Habité par une panique incontrôlable, Ady sauta sur ses pieds l'instant suivant. Elle abandonna derrière elle, le lit de gravats qui avait amortie sa chute. Il ne fallut pas plus d'une seconde pour que la douleur, endormie jusque-là, se réveille et inonde son corps. Submergée par une indescriptible souffrance, la jeune femme tomba à genoux. Dans le nuage de poussière et d'autres particules malsaines qui l'enveloppa, elle ne pu empêcher son cri de résonner.

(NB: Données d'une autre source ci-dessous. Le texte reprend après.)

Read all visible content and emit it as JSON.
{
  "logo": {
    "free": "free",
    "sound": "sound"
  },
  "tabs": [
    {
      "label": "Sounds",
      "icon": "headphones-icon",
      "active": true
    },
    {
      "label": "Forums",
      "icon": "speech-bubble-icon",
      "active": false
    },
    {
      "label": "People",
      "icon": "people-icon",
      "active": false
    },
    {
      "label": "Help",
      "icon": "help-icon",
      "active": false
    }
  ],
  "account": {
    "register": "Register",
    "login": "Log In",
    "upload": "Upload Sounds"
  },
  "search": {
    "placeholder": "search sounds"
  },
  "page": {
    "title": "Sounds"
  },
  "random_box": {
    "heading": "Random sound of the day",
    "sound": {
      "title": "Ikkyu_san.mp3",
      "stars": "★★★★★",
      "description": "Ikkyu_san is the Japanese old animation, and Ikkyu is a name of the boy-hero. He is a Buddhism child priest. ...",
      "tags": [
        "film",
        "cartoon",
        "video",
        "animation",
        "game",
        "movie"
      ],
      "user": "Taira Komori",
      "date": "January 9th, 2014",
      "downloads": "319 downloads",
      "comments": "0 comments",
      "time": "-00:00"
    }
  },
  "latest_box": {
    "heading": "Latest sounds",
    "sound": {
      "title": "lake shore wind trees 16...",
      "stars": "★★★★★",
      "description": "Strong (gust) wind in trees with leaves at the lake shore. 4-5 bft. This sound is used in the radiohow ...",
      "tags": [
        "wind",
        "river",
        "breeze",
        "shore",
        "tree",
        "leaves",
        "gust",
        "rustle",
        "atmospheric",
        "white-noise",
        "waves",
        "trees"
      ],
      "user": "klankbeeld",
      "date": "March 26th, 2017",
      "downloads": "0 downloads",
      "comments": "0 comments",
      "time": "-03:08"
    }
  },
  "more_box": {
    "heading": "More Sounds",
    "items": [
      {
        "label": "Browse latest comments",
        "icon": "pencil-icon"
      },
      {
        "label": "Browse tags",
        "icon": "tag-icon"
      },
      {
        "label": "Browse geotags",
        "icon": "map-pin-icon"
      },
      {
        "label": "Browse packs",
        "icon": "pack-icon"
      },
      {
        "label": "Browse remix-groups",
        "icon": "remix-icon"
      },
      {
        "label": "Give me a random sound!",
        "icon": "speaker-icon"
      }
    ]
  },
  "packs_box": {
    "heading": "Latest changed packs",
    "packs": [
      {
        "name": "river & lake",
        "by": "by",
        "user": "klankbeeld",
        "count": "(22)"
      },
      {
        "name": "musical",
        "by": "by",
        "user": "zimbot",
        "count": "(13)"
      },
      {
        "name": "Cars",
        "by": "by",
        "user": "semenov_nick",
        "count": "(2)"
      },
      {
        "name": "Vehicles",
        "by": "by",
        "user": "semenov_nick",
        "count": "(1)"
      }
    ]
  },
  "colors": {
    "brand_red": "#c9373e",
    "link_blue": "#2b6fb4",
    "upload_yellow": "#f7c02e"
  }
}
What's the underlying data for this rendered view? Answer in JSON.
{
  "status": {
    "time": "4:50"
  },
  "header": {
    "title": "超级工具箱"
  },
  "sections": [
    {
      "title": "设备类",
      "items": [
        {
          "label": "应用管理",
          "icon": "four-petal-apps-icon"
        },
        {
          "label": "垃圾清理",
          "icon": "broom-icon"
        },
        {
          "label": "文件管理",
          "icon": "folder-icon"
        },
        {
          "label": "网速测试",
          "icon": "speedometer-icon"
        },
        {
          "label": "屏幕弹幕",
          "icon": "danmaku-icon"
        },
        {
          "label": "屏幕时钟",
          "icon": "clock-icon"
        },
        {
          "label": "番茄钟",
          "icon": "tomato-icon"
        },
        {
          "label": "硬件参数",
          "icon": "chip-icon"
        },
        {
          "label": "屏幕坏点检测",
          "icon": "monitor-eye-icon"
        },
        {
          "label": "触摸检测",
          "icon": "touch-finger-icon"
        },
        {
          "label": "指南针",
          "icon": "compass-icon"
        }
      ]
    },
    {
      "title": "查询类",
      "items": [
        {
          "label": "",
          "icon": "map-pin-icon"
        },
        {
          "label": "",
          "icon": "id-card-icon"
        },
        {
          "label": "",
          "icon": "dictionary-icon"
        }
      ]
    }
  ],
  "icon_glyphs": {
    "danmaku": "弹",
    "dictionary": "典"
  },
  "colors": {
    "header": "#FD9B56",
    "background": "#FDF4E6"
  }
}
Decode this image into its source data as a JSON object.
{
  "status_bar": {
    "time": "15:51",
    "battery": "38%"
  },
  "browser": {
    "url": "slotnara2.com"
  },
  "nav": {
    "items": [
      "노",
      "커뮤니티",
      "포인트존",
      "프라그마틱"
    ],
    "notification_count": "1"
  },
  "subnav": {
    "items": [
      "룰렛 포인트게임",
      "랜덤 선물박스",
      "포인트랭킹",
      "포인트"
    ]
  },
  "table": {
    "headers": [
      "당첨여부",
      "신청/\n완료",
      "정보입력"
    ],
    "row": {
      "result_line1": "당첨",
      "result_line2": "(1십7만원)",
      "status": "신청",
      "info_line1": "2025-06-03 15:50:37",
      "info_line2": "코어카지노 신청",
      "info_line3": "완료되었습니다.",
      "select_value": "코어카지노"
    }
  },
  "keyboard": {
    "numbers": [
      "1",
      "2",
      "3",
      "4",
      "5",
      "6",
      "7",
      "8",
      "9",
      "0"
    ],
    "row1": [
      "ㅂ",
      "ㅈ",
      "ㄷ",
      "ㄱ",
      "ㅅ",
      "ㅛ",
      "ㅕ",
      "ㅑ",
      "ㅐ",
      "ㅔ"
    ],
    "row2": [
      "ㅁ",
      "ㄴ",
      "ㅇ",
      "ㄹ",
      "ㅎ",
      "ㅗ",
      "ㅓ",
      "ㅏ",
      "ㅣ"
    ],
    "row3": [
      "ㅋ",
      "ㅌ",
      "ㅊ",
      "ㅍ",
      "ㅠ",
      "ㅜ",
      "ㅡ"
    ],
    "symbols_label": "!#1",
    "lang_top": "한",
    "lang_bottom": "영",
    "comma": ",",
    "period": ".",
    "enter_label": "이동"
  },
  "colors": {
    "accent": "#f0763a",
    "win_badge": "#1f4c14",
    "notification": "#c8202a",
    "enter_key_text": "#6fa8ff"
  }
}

La banshee sentit dans sa chair, la douleur de tous ses os brisés, la sensation insupportable de sa peau entièrement recouverte de la couleur violacée des ecchymoses.
— Je dois me relever, Aurore pourrait revenir... chuchota Ady, suffocante, autant à cause de la douleur que de la poussière omniprésente.

Les gémissements de la jeune femme s'élevèrent dans le grenier saccagé de Sélina. À la seule force de sa détermination, Ady redressa peu à peu le dos, remonta sur ses jambes. Elle ignora la douleur qui parcourrait la moindre de ses fibres. Bien qu'elle ne pouvait retenir ses membres de trembler, elle avança, clopinante, sur le parquet usé. Dans l'air sombre et troublé, elle marcha, d'un pas après l'autre en direction d'un point de lumière flou, perçant le mur de pierre épais.

Plus elle approchait de ce mur porteur, coupant la bâtisse en deux dans le sens de la largeur, plus son ventre se nouait et lui prédisait une sombre révélation de l'autre côté de cette paroi. La lueur terne et grisâtre qui se diffusait dans l'air saturé, était plus forte à chacun de ses pas, plus forte qu'elle ne devrait l'être, trop intense pour venir de l'autre côté du grenier comme elle s'en souvenait. Ady poursuivit sa progression. La fébrilité s'ajoutait à la douleur pour faire trembler la moindre fibre de son corps.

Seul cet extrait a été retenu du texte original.